Einbettungen und Verbiegungen hyperbolischer Flächen

Abstract

In this thesis we solve embedding problems of two dimensional hyperbolic Riemannian metrics with three dimensional Euclidean space as target space under two different geometrical initial conditions. By using the Heinz-Lewy-method of introducing asymptotic parameters into the second fundamental form of an a priori given surface the embedding problem is reduced to solving the Darboux system for the parameter transform which is of second order and of semilinear hyperbolic (due to the hyperbolicity of the metric) type. In the case of a metric with three times continuously differentiable coefficient functions with third derivatives being Hölder-continuous that system is solved by an iteration process and a compactness argument using a priori estimates for solutions of the corresponding linear system.

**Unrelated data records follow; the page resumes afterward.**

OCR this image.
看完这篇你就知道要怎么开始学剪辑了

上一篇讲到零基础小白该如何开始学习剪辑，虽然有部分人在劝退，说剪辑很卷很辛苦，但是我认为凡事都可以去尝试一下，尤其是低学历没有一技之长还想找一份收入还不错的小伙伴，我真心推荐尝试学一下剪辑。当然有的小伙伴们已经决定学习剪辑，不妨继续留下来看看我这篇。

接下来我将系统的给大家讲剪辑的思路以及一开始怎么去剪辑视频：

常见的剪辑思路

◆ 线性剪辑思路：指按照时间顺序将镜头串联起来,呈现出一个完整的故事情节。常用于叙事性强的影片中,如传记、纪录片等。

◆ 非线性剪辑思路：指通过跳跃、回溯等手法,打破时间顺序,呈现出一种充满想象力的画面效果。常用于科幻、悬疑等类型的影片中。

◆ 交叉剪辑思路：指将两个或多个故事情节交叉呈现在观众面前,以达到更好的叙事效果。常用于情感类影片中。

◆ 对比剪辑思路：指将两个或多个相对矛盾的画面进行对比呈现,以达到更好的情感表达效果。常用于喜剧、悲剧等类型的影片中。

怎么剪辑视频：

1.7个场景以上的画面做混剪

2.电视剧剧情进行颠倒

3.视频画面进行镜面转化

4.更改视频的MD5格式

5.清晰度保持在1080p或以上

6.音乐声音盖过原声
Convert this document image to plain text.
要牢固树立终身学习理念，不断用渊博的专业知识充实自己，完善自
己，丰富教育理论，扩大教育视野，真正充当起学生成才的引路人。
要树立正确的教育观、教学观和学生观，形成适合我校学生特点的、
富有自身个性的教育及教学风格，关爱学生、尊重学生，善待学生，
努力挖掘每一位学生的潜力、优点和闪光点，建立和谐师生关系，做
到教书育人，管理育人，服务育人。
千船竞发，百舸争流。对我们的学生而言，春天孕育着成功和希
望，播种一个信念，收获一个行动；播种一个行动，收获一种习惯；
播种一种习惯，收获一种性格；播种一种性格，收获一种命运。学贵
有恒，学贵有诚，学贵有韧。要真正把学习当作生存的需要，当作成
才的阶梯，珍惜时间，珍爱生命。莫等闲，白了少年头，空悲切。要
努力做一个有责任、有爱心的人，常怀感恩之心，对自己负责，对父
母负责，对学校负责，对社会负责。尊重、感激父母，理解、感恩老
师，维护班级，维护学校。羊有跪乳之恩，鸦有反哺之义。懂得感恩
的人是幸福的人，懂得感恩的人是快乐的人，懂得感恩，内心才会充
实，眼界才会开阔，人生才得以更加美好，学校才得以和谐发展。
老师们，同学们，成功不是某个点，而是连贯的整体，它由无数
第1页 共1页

In the case of a metric with four times continuously differentiable coefficient functions the system can be solved more easily by means of the contraction mapping principle yielding not only existence but also uniqueness of the solution. In this situation we also prove several bending results for hyperbolic surfaces by introducing appropriately a real deformation parameter in the Darboux system and using uniqueness of the solution which allows to reconstruct the initial surfaces. Finally we deal with infinitesimal bendings leading to linear systems of partial differential equations of first order and prove a rigidity result for hyperbolic surfaces under the geometric restriction of keeping a nonasymptotic curve in the surface fixed.